The entire process involved in the photo-orientation movement of chloroplasts can be separated into photoperception, signal transduction,relocation of chloroplasts and anchoring of chloroplasts. The recent identification of blue-light photoreceptors for chloroplast relocation by mutant analysis in A. thaliana(Kagawa et al., 2001; Jarillo et al., 2001; Sakai et al., 2001) is undoubtedly a great breakthrough. On the other hand, by observing cytoskeletal organization, we surmise that actin filaments may play important roles in the relocation and anchoring of chloroplasts. From our study, we found that actin filaments can at least bind to chloroplasts in vitro. However, most parts of the signal transduction process, particularly the molecular basis for the regulation of the dynamic behaviour of actin filaments in plant cells(Staiger, 2000), remain unsolved.

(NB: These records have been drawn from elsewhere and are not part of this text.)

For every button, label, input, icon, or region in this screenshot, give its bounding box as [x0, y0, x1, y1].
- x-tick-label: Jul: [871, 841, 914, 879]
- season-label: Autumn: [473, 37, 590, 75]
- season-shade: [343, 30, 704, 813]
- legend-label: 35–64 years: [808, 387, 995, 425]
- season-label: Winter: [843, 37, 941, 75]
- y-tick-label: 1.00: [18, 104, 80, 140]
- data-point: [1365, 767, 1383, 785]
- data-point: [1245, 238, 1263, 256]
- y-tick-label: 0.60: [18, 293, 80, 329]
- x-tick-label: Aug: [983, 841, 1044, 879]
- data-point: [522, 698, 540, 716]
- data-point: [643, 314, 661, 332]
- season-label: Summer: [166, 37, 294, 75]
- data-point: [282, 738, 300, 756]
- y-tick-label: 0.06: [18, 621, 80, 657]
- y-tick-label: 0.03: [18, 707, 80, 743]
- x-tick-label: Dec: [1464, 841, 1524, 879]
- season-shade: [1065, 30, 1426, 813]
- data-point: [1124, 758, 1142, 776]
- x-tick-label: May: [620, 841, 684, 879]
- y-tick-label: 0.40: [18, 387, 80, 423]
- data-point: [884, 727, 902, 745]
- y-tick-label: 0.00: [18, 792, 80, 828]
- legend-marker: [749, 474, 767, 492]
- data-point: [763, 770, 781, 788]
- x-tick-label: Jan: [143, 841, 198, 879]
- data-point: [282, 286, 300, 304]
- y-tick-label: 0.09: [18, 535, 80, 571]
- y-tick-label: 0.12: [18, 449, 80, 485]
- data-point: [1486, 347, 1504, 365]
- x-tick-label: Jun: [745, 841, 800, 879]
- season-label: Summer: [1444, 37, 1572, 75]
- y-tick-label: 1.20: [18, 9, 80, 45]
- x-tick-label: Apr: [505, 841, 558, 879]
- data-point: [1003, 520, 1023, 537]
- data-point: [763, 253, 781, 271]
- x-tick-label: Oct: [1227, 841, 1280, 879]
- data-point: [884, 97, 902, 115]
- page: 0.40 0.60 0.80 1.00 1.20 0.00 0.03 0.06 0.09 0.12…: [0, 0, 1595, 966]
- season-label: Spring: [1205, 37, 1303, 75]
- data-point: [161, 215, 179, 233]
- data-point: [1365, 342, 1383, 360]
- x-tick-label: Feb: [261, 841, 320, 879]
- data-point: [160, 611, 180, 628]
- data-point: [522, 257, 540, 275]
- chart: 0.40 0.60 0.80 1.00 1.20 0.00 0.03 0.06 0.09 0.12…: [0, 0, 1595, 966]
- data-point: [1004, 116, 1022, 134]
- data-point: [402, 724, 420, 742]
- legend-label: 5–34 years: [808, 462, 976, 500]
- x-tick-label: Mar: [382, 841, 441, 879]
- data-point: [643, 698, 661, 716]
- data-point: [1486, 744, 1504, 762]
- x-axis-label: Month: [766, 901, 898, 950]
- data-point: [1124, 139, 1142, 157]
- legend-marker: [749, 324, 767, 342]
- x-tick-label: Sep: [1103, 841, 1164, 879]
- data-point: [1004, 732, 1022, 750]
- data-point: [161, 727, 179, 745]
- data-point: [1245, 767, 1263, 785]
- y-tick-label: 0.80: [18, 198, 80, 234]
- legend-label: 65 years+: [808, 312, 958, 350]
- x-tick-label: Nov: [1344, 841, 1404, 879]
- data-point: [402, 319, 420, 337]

Furthermore, as has already been pointed out by several eco-physiologists(Evans and von Caemmerer,1996), chloroplasts are almost always positioned along the cell walls facing the intercellular spaces in the leaves(Fig. 10). Although this may be interpreted as indicating that chloroplasts have to capture much CO₂ even under spatially limited conditions(Terashima et al., 1995), we know nothing about the mechanism of this simple phenomenon. To obtain a much deeper insight into the photo-orientation movement of chloroplasts- one of the most precisely regulated cellular responses in plants to environmental stimuli- much more extensive collaboration among cell biologists and eco-physiologists is essential.

I am grateful to all my colleagues who collaborated with me, especially to the following who provided excellent results for this article: Ichiro Terashima, Xiajing Dong, Keiko Sugimoto, Nami Sakurai, Kikuko Domoto, Tomoaki Kumatani and the late Yasuhiko Izutani. Our study was partly supported by Grants-in-Aid for Scientific Research from the Ministry of Education, Culture,Sports, Science and Technology, Japan.